Public SaaS “60% death spiral”: why agents must be monetizable on their own
Jason argues most incumbents are building underpowered, cost-constrained AI features that customers won’t pay extra for. Rory adopts this as a core valuation test: if you can’t charge independently for AI agents, you won’t re-accelerate growth and will be valued as a mature cash-flow name.
Meta’s Muse Spark and Alex Wang’s Super Intelligence Labs: back in the model race?
They assess Meta’s Muse Spark as “good enough” to signal a return to competitiveness after earlier disappointments. The strategic case is existential: Meta doesn’t want to be dependent on external model vendors, especially while its ad business is thriving.
OpenAI’s ad monetization plan: $100B ads still may not be enough
The hosts discuss leaked/projected OpenAI ad numbers and why ads feel inevitable for a consumer product at ChatGPT’s scale. Rory argues even a massive ad business may be insufficient relative to OpenAI’s implied scale, making enterprise revenue critical.
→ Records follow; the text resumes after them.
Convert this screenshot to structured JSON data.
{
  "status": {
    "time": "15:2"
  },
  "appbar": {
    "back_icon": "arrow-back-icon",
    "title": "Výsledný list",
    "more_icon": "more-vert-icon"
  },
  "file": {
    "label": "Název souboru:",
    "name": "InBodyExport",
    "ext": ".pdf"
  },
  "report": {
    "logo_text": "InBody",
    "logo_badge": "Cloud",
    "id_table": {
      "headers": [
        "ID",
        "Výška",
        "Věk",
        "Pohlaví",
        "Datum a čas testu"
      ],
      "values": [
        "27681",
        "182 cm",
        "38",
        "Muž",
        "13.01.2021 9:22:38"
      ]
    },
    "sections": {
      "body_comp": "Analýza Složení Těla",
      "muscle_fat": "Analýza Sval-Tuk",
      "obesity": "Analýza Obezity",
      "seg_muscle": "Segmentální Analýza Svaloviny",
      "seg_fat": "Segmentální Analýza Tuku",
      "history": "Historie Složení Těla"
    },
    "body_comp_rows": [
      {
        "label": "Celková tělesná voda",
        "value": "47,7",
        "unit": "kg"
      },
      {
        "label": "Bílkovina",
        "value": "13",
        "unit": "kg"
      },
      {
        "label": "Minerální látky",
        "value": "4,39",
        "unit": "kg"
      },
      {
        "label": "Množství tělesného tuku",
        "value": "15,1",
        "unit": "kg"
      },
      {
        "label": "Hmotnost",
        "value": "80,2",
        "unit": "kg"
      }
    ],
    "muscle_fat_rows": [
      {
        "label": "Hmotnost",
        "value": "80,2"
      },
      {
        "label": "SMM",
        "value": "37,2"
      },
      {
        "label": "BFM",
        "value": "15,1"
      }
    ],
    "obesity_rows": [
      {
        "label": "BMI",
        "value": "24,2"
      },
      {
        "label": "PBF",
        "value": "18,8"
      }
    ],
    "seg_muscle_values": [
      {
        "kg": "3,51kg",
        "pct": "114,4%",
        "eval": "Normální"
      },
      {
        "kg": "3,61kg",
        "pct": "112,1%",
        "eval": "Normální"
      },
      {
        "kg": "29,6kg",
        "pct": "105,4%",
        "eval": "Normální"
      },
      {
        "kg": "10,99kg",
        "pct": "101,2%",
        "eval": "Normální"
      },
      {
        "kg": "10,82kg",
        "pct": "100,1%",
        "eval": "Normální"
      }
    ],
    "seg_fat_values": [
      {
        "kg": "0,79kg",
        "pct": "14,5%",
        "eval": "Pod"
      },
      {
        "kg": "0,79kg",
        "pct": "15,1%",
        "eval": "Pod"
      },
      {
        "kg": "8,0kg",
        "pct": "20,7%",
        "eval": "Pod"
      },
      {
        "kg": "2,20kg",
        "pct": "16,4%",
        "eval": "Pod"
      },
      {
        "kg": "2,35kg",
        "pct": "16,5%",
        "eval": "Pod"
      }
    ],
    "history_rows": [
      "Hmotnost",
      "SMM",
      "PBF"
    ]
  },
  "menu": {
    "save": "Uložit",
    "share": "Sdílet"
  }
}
Enterprise power shift: compute scarcity, CIO “token maxing,” and vendor standardization
They explore how enterprise AI buying may move from developer-led experimentation to CIO-controlled budgets and token allocations. This could change which vendors win (packaging, procurement, sales motion), and raises the stakes of OpenAI’s relationship with Microsoft.
SpaceX leaked financials and the $2T IPO math: the “Elon discount rate”
They analyze SpaceX’s reported revenue and losses and what it implies for a potential $2T valuation. The discussion centers on how much of the valuation depends on future optionality (direct-to-cell, space data centers, etc.) and the assumptions investors make about timing and probability of success.
Private markets stress: Thoma Bravo exits growth equity and PE’s AI transformation challenge
They interpret Thoma Bravo shutting its growth equity effort as a retreat to core control-buyout strategy amid stress in mature software. The larger question: can PE owners transform slow-growth SaaS into AI-upside assets, or are many headed toward value traps and leverage pain?
Who IPOs first and leadership alignment: Anthropic vs OpenAI, CFO/CEO sync
They close with predictions on IPO ordering and discuss the operational importance of tight executive alignment for public-market readiness. The conversation highlights how leaks, reporting structure, and internal discord can undermine roadshow credibility.